Writing and Reading a Dataset Using Spark¶
Attention
The Spark connector is currently an experimental feature undergoing rapid iteration.
In this example, we will read a local iris.csv
file and write it as a Lance dataset using Apache Spark, then demonstrate how to query the dataset.
Preparing the Environment and Raw Dataset¶
Download the Spark binary package from the official website. We recommend downloading Spark 3.5+ for Scala 2.12 (as the Spark connector currently only supports Scala 2.12).
You can directly download Spark 3.5.1 using this link.
Prepare the dataset by downloading iris.csv to your local machine.
Create a Scala file named iris_to_lance_via_spark_shell.scala
and open it.
Reading the Raw Dataset and Writing to a Lance Dataset¶
Add necessary imports and create a Spark session:
import org.apache.spark.sql.types.{StructType, StructField, DoubleType, StringType}
import org.apache.spark.sql.{SparkSession, DataFrame}
import com.lancedb.lance.spark.{LanceConfig, LanceDataSource}
val spark = SparkSession.builder()
.appName("Iris CSV to Lance Converter")
.config("spark.sql.catalog.lance", "com.lancedb.lance.spark.LanceCatalog")
.getOrCreate()
Specifying your input and output path:
val irisPath = "/path/to/your/input/iris.csv"

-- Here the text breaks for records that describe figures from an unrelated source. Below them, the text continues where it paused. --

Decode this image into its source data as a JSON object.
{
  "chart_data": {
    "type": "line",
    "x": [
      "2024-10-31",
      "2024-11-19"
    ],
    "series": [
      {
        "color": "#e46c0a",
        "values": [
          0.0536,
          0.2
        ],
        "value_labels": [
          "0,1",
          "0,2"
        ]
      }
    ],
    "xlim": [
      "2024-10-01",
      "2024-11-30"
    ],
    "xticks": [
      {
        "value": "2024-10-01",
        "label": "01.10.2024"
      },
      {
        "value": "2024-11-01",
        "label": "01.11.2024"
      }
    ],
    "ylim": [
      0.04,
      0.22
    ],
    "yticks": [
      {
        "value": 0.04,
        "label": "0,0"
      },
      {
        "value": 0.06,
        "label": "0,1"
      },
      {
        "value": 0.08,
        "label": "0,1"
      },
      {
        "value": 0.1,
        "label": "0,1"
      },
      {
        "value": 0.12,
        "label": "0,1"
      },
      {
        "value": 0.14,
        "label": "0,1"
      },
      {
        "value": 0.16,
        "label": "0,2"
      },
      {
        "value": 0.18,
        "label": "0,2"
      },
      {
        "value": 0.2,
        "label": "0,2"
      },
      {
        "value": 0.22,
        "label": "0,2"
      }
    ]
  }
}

val outputPath = "/path/to/your/output/iris.lance"
Reading the iris.csv
via the following snippet:
val rawDF = spark.read
.option("header", "true")
.option("inferSchema", "true")
.csv(irisPath)
rawDF.printSchema()
Preparing the lance schema and write a lance dataset:
val lanceSchema = new StructType()
.add(StructField("sepal_length", DoubleType))
.add(StructField("sepal_width", DoubleType))
.add(StructField("petal_length", DoubleType))
.add(StructField("petal_width", DoubleType))
.add(StructField("species", StringType))
val lanceDF = spark.createDataFrame(rawDF.rdd, lanceSchema)
lanceDF.write
.format(LanceDataSource.name)
.option(LanceConfig.CONFIG_DATASET_URI, outputPath)
.save()
Reading a Lance dataset¶
After writing the dataset, we can read it back and examine its properties:
val lanceDF = spark.read
.format("lance")
.option(LanceConfig.CONFIG_DATASET_URI, outputPath)
.load()
println(s"The total count: ${lanceDF.count()}")
lanceDF.printSchema()
println("\n The top 5 data:")
lanceDF.show(5, truncate = false)
println("\n Species distribution statistics:")
lanceDF.groupBy("species").count().show()
First, we open the dataset and count the total rows. Then we print the dataset schema. Finally, we analyze the species distribution statistics.
Running the Spark Application¶
To execute the application, download these dependencies:
lance-core JAR: Core Rust Spark binding exposing Lance features to Java (available here)
lance-spark JAR: Spark connector for reading/writing Lance format (available here)
jar-jni JAR: Load JNI dependencies embedded within a JAR file (available here)
arrow-c-data JAR: Java implementation of C Data Interface (available here)
arrow-dataset JAR: Java implementation of Arrow Dataset API/Framework (available here)
Place these JARs in the ${SPARK_HOME}/jars
directory, then run:
./bin/spark-shell --jars ./jars/lance-core-0.23.0.jar,./jars/lance-spark-0.23.0.jar,./jars/jar-jni-1.1.1.jar,./jars/arrow-c-data-12.0.1.jar,./jars/arrow-dataset-12.0.1.jar -i ./iris_to_lance_via_spark_shell.scala
It should be work! Have fun!